The message that we Central American presidents issued two days ago on March 12 in San José, Costa Rica is in the same vein. We met to take a position on the European Union’s proposal for an association with Central America. We said that yes, we are disposed towards an association. But suddenly there appeared spokespersons, men and women Commissioners of the European Union, who tried to lay down conditions of a political-constitutional nature. We don’t even know to what extent they were expressing the positions of their governments. The conditions proposed even went against the Constitutions of Central American countries.
Among other things, they are trying to condition an agreement on acceptance of their demand that Central American countries adhere to the International Criminal Court that is organized by Europeans. They say that crimes committed against humanity cannot be left with impunity.
The first that we would have to judge would be the Europeans! For the crimes against humanity committed against our peoples when they came to raze our originary peoples, the indigenous communities; when they came to rob our resources.
That, logically, did not go over. We have our own legislatures, our own laws. There we decided that conditions could not be imposed….
We were clear – the President of Costa Rica, Oscar Arias Sánchez; Antonio Saca of El Salvador; the President of Honduras, Manuel Zelaya; recently elected President Álvaro Colom of Guatemala – we were clear in saying that we were open to an association and would work for an association with Europe, but without conditions that try to weaken and discredit the juridical bases of our respective Central American countries. I believe this is an example of maturity, an example of dignity of Central American peoples and governments…Let them respect our sovereignty!
Today the Bi-national Costa Rica-Nicaragua Meeting ended. There too, we expressed a will and an effort to work to overcome obstacles and to strengthen ties between the two bordering countries. We are already working with El Salvador and Guatemala to convert the Golf of Fonseca into a Peace Zone – three Central American countries working together in the Golf.
Nicaragua is working with Costa Rica on bi-national projects. First, the immigration issue.

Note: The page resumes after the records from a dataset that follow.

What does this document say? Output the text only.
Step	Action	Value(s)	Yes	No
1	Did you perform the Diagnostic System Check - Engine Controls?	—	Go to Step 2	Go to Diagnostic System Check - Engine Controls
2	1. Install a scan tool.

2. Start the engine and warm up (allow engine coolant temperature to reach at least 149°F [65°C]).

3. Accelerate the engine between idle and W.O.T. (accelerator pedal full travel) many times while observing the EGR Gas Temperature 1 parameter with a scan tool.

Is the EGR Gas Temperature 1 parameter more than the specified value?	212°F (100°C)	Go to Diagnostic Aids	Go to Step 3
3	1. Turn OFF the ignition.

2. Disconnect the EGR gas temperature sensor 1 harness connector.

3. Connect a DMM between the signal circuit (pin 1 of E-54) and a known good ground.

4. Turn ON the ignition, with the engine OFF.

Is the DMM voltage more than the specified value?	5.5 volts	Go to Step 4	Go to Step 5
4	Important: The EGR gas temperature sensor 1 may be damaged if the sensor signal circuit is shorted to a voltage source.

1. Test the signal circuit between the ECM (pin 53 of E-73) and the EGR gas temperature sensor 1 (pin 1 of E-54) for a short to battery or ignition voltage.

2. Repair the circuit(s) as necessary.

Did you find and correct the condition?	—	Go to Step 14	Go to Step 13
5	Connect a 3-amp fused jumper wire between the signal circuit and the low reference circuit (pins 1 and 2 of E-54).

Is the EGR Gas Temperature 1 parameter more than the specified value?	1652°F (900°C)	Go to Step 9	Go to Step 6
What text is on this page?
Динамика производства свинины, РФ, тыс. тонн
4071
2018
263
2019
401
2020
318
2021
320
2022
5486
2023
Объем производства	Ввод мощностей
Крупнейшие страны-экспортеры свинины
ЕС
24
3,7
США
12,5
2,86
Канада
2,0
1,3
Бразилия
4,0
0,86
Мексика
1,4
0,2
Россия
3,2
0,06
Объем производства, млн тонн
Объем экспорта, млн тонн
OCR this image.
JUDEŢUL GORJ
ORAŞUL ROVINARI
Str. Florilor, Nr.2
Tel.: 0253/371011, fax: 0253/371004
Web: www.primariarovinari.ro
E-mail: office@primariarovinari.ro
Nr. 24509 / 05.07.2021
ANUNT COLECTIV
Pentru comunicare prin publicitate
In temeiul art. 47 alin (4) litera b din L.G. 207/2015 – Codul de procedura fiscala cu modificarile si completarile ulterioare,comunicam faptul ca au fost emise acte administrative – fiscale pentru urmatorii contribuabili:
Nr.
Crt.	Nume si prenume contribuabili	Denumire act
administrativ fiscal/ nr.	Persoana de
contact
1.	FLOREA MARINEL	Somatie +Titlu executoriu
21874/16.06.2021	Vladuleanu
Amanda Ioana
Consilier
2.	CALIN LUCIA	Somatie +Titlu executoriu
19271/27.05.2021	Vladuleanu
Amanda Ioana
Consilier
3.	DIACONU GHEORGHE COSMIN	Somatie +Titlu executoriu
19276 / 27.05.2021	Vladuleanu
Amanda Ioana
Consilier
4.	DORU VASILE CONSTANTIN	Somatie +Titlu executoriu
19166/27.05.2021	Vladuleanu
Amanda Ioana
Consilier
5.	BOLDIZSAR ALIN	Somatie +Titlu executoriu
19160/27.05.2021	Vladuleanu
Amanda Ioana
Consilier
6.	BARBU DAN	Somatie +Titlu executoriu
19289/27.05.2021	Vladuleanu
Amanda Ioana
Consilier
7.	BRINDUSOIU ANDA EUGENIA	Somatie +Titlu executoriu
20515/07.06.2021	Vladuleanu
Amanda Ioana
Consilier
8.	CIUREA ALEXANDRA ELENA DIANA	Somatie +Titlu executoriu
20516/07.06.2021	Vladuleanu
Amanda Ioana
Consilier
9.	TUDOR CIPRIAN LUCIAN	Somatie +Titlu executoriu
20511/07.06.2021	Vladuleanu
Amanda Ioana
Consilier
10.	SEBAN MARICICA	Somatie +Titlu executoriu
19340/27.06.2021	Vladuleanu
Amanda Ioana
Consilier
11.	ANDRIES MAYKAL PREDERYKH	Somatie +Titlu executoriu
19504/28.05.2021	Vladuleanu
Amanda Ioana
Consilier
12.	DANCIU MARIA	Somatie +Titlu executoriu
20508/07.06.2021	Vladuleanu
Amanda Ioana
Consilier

Of equal importance, was the environmental issue, taken up yesterday by the Nicaraguan and Costa Rican delegations in Granada. Also, we are discussing tourism that we want to increase because of the enormous potential we have in this field.
Today we made these agreements public. We are sure that they are going to enable us to strengthen ties with the Costa Rican people. That is going to help the frontier communities and municipalities of both countries to improve their development. The Costa Rican side of the border is more developed and we are obliged look together for external resources to invest in that. Some of the agreements with Costa Rica deal with development and investment in accordance with conditions prevailing on each side of the border.
If there are highways on the Costa Rican side of the border, we will have to find joint resources to build them on the Nicaraguan side in order to improve transportation, sanitary conditions, health, education, etc. We have to increase the potential we have in this zone and also assure the conservation of the environment. We feel happy about the results of this meeting and we established timelines to later weigh them.
Brother and sister delegates, Nicaraguan brothers and sisters, this Congress is meeting at a time when Latin America and Central America is making steps forward towards Integration, towards the Unity of our people.